In January 2016, the FASB issued ASU 2016-01, “Financial Instruments—Overall (Subtopic 825-10): Recognition and Measurement of Financial Assets and Financial Liabilities. This ASU provides guidance for the recognition, measurement, presentation, and disclosure of financial instruments. The new pronouncement revises accounting related to equity investments and the presentation of certain fair value changes for financial liabilities measured at fair value. Among other things, it amends the presentation and disclosure requirements of equity securities that do not result in consolidation and are not accounted for under the equity method. Changes in the fair value of these equity securities will be recognized directly in net income. This pronouncement is effective for fiscal years and interim periods within those years beginning after December 15, 2017. Teradyne is currently evaluating the impact of this ASU on its financial position and results of operations.

In November 2015, the FASB issued ASU 2015-17, “Income Taxes (Topic 740): Balance Sheet Classification of Deferred Taxes. ASU 2015-17 simplifies the presentation of deferred income taxes by eliminating the separate classification of deferred income tax liabilities and assets into current and noncurrent amounts in the balance sheet. The new guidance requires that all deferred tax liabilities and assets be classified as noncurrent in the balance sheet. This ASU is effective for annual periods beginning after December 15, 2016, and may be applied either prospectively or retrospectively to all periods presented. Early adoption is permitted. Teradyne early adopted this ASU prospectively in the first quarter of 2016.

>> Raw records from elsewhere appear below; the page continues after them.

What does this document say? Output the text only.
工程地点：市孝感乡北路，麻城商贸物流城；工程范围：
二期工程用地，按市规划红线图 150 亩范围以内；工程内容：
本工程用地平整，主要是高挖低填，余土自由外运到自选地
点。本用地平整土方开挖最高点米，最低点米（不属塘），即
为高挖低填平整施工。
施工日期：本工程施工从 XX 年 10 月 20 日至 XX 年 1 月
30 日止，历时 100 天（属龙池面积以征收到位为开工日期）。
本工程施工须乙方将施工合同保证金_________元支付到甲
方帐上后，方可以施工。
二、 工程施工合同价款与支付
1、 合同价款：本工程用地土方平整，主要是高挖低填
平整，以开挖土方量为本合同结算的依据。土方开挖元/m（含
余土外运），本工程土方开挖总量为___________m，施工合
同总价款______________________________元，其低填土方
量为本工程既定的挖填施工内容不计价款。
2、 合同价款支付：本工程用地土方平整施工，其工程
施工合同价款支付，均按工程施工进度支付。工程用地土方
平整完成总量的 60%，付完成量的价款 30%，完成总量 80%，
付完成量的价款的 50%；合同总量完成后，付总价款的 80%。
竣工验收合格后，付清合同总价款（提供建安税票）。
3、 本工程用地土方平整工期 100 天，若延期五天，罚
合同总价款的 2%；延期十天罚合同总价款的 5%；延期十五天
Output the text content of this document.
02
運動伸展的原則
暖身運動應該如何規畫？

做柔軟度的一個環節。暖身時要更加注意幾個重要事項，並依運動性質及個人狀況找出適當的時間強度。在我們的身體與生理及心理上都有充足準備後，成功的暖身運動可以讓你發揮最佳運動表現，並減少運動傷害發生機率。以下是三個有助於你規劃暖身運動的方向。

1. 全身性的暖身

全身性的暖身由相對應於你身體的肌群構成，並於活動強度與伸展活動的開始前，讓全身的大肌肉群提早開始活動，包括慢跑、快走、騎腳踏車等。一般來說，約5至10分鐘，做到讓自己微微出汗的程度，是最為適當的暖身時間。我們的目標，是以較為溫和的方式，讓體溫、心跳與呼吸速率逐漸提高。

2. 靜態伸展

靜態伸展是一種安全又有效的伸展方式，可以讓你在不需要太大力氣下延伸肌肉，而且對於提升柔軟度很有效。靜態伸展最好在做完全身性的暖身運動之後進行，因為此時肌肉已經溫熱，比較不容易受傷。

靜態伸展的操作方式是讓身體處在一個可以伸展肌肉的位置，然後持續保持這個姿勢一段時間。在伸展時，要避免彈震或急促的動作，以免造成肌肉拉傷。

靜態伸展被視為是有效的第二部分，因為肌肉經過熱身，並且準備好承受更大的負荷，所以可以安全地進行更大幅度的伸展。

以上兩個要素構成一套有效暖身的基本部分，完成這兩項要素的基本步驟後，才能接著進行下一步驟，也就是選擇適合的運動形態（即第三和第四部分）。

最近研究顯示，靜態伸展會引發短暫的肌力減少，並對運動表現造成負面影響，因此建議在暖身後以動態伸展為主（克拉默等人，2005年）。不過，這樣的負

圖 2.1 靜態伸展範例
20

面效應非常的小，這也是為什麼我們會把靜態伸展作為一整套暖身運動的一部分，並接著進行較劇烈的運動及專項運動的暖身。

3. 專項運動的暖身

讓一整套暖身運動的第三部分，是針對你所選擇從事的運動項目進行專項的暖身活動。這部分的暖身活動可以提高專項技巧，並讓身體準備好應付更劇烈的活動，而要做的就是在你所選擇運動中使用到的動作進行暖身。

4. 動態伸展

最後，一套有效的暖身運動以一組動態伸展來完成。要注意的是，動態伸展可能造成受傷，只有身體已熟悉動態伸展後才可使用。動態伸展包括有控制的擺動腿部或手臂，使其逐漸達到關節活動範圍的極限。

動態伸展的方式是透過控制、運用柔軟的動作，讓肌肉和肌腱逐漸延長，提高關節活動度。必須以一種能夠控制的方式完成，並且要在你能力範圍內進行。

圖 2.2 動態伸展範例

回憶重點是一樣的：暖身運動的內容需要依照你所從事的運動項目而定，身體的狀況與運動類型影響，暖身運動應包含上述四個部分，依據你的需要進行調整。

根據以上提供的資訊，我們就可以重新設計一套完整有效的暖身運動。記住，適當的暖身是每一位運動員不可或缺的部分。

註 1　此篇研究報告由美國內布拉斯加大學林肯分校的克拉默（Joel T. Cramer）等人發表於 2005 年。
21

In April, 2015, the FASB issued ASU 2015-03,Simplifying the Presentation of Debt Issuance Costs,” which requires debt issuance costs to be presented in the balance sheet as a direct deduction from the carrying value of the associated debt liability, consistent with the presentation for debt discount. ASU 2015-03 does not specifically address requirements for the presentation or subsequent measurement of debt issuance costs related to line-of-credit arrangements. On August 8, 2015, the FASB issued ASU 2015-15,Interest—Imputation of Interest (Subtopic 835-30)” clarifying that debt issuance costs related to line-of-credit arrangements could be presented as an asset and amortized over the term of the line-of-credit arrangement, regardless of whether there are any outstanding borrowings on the line-of-credit arrangement. Teradyne adopted this ASU in the first quarter of 2016. Adoption of this ASU did not have a material impact on Teradyne’s financial position and results of operations.

In August 2014, the FASB issued ASU 2014-15,Presentation of Financial Statements—Going Concern (Subtopic 205-40).” ASU 2014-15 provides guidance on management’s responsibility in evaluating whether there is substantial doubt about an entity’s ability to continue as a going concern and to provide related footnote disclosures. This ASU is effective for annual periods ending after December 15, 2016. Teradyne does not expect this ASU to have a material impact on its consolidated financial statements.

In May 2014, the FASB issued ASU 2014-09,Revenue from Contracts with Customers (Topic 606),” which will replace numerous requirements in U.S. GAAP, including industry-specific requirements, and provide companies with a single revenue recognition model for recognizing revenue from contracts with customers. The core principle of the new standard is that a company should recognize revenue to show the transfer of promised goods or services to customers in an amount that reflects the consideration to which the company expects to be entitled to in exchange for those goods or services. In August 2015, FASB issued ASU 2015-14, which deferred the effective date of the new revenue standard by one year. For Teradyne, the standard will be effective in the first quarter of 2018. The two permitted transition methods under the new standard are the full retrospective method, in which case the standard would be applied to each prior reporting period presented, or the modified retrospective method, in which case the cumulative effect of applying the standard would be recognized at the date of initial application. Teradyne has selected a modified retrospective transition method. Teradyne is currently evaluating the impact of this ASU on its financial position and results of operations.